According to the best estimates of astronomers from around the world, there are at least one hundred billion galaxies in the observable universe.
That doesn't even include the parts of our universe (there could be multiple universes) that we can’t see. Within those galaxies, scientists estimate that there are as many as one hundred billion galaxies. For all we know, these numbers could be in the trillions.
New research coming from a team of international scientists, led by Professor Heidi Jo Newberg from the Rensselaer Polytechnic Institute, suggests that the Milky Way galaxy is at least 50 percent larger than what is commonly believed.

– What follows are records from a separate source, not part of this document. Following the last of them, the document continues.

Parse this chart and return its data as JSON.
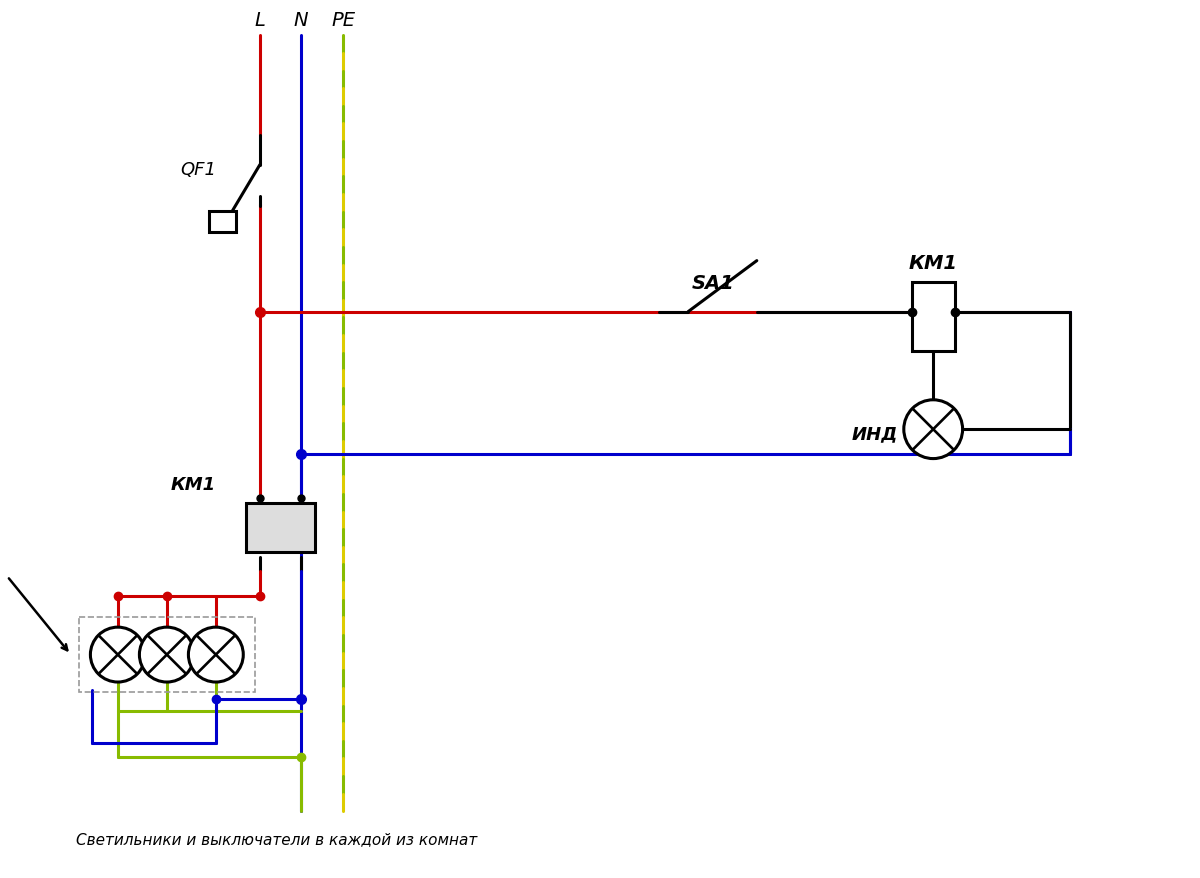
{
  "bg_color": "#ffffff",
  "red": "#cc0000",
  "blue": "#0000cc",
  "gy1": "#88bb00",
  "gy2": "#ddcc00",
  "black": "#000000",
  "gray": "#aaaaaa",
  "L_label": "L",
  "N_label": "N",
  "PE_label": "PE",
  "QF1_label": "QF1",
  "KM1_label_left": "КМ1",
  "KM1_label_right": "КМ1",
  "SA1_label": "SA1",
  "IND_label": "ИНД",
  "caption": "Светильники и выключатели в каждой из комнат",
  "lw": 2.0,
  "lw2": 2.2
}
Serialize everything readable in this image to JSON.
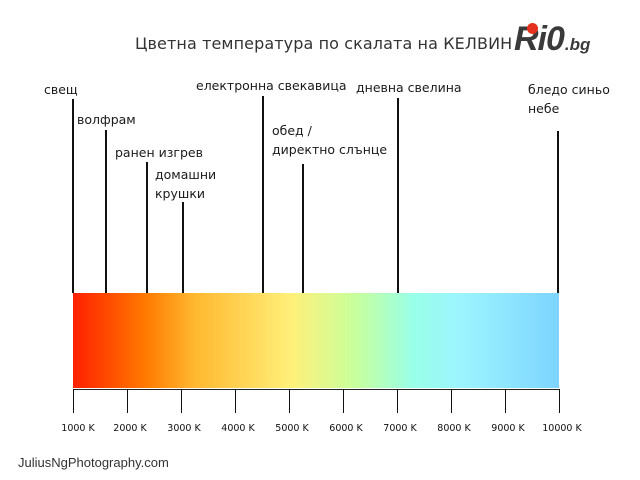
{
  "title": "Цветна температура по скалата на КЕЛВИН",
  "logo": {
    "text": "Ri0",
    "suffix": ".bg",
    "dot_color": "#e5321f"
  },
  "sources": [
    {
      "name": "свещ"
    },
    {
      "name": "волфрам"
    },
    {
      "name": "ранен изгрев"
    },
    {
      "line1": "домашни",
      "line2": "крушки"
    },
    {
      "name": "електронна свекавица"
    },
    {
      "line1": "обед /",
      "line2": "директно слънце"
    },
    {
      "name": "дневна свелина"
    },
    {
      "line1": "бледо синьо",
      "line2": "небе"
    }
  ],
  "scale": {
    "ticks": [
      "1000 K",
      "2000 K",
      "3000 K",
      "4000 K",
      "5000 K",
      "6000 K",
      "7000 K",
      "8000 K",
      "9000 K",
      "10000 K"
    ],
    "gradient_colors": [
      "#ff2000",
      "#ff7a00",
      "#ffb830",
      "#fff07a",
      "#c8ff9c",
      "#99ffe8",
      "#9cf4ff",
      "#7dd4ff"
    ]
  },
  "credit": "JuliusNgPhotography.com"
}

These estimates are based on new findings that reveal our galaxy is contoured into multiple concentric ripples.
“In essence, what we found is that the disk of the Milky Way isn’t just a disk of stars in a flat plane — it’s corrugated. As it radiates outward from the sun, we see at least four ripples in the disk of the Milky Way. While we can only look at part of the galaxy with this data, we assume that this pattern is going to be found throughout the disk.” (source)
The research is showing that what were previously thought to be rings are actually part of the galactic disk itself. As a result, scientists are now estimating that the Milky Way galaxy is not at least 100,000 light years across, but 150, 000, which is a pretty massive difference.
The research, funded in part by the National Science Foundation and titled “Rings and Radial Waves in the Disk of the Milky Way,” was recently published in the Astrophysical Journal. (source)
Another quote to reiterate the findings:
“Going into the research, astronomers had observed that the number of Milky Way stars diminishes rapidly about 50,000 light years from the center of the galaxy, and then a ring of stars appears at about 60,000 light years from the center, What we see now is that this apparent ring is actually a ripple in the disk. And it may well be that there are more ripples further out which we have not yet seen.” (source)
It’s pretty mind altering if you think about it, isn’t it? Light travels at 186,000 miles per second, so one light year is nearly 6 trillion miles. These new findings also raise further questions with regards to life beyond Earth. The general consensus within the scientific community these days it that yes – life beyond our world exists without question and it’s just a matter of time before we discover it.
Our reality seems to be larger than the human mind can comprehend, and all possibilities ranging from multiple universes, dimensions, parallel realities, time travel, shortcuts through space (wormholes), and much more are plausible.